Though lots will be closed off, locals can still walk or bike into the public outdoor spaces. But gatherings are not allowed, and visitors have to practice physical distancing, officials said.
“Due to COVID-19, we have to observe Fourth of July differently this year,” California State Parks Director Lisa Mangat said in a statement. “That means avoiding large gatherings and road trips to state parks and beaches. Now more than ever, it’s up to all of us to recreate responsibly to protect our loved ones and our communities.”

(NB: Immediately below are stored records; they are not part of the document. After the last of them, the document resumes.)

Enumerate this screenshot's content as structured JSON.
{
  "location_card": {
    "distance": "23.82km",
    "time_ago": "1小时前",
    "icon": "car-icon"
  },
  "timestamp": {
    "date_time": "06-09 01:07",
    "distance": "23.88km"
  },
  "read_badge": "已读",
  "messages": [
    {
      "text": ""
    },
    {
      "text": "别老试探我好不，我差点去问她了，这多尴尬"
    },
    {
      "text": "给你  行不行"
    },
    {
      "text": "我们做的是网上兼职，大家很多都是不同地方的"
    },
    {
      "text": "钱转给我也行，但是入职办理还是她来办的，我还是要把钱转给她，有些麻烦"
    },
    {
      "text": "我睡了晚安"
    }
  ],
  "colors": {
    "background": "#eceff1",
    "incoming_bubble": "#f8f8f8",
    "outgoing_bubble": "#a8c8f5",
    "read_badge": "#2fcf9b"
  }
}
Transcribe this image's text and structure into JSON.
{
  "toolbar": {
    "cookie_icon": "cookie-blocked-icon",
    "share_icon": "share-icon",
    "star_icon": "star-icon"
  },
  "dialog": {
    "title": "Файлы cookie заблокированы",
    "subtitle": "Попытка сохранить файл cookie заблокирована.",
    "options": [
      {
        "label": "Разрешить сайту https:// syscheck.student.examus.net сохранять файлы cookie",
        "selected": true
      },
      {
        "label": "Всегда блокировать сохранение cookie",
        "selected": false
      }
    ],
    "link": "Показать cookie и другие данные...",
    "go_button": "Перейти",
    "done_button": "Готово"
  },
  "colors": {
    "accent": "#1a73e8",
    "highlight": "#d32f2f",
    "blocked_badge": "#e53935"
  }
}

At other state parks that remain open, staff plan to monitor visitation and physical distancing over the holiday weekend.
Visitors can expect to see limited parking and closed trails while park officials try to limit overcrowding as the pandemic continues.
Those who have made Fourth of July camping reservations at any of the state parks won’t lose their reservations, state officials said.
Closed state beaches in L.A. County will include: Leo Carrillo State Park, Malibu Lagoon State Beach, Malibu Pier, Point Dume and Robert H. Meyer Memorial.
In Ventura County, Emma Wood, Mandalay, McGrath, Point Mugu and San Buenaventura state beaches will be closed.
Face coverings are required anywhere that people can’t stay at least 6 feet away from others.
“State Parks will continue to monitor visitation and physical distancing across the State Park System and if unsafe conditions develop, park units may close again,” officials said in a news release.
In addition to closed shorelines, Californians will see a return to restricted access at several different locations in the coming weeks.
Gov. Gavin Newsom ordered 19 counties to close indoor operations at restaurants, wineries, tasting rooms, card rooms, movie theaters, family entertainment centers, zoos and museums.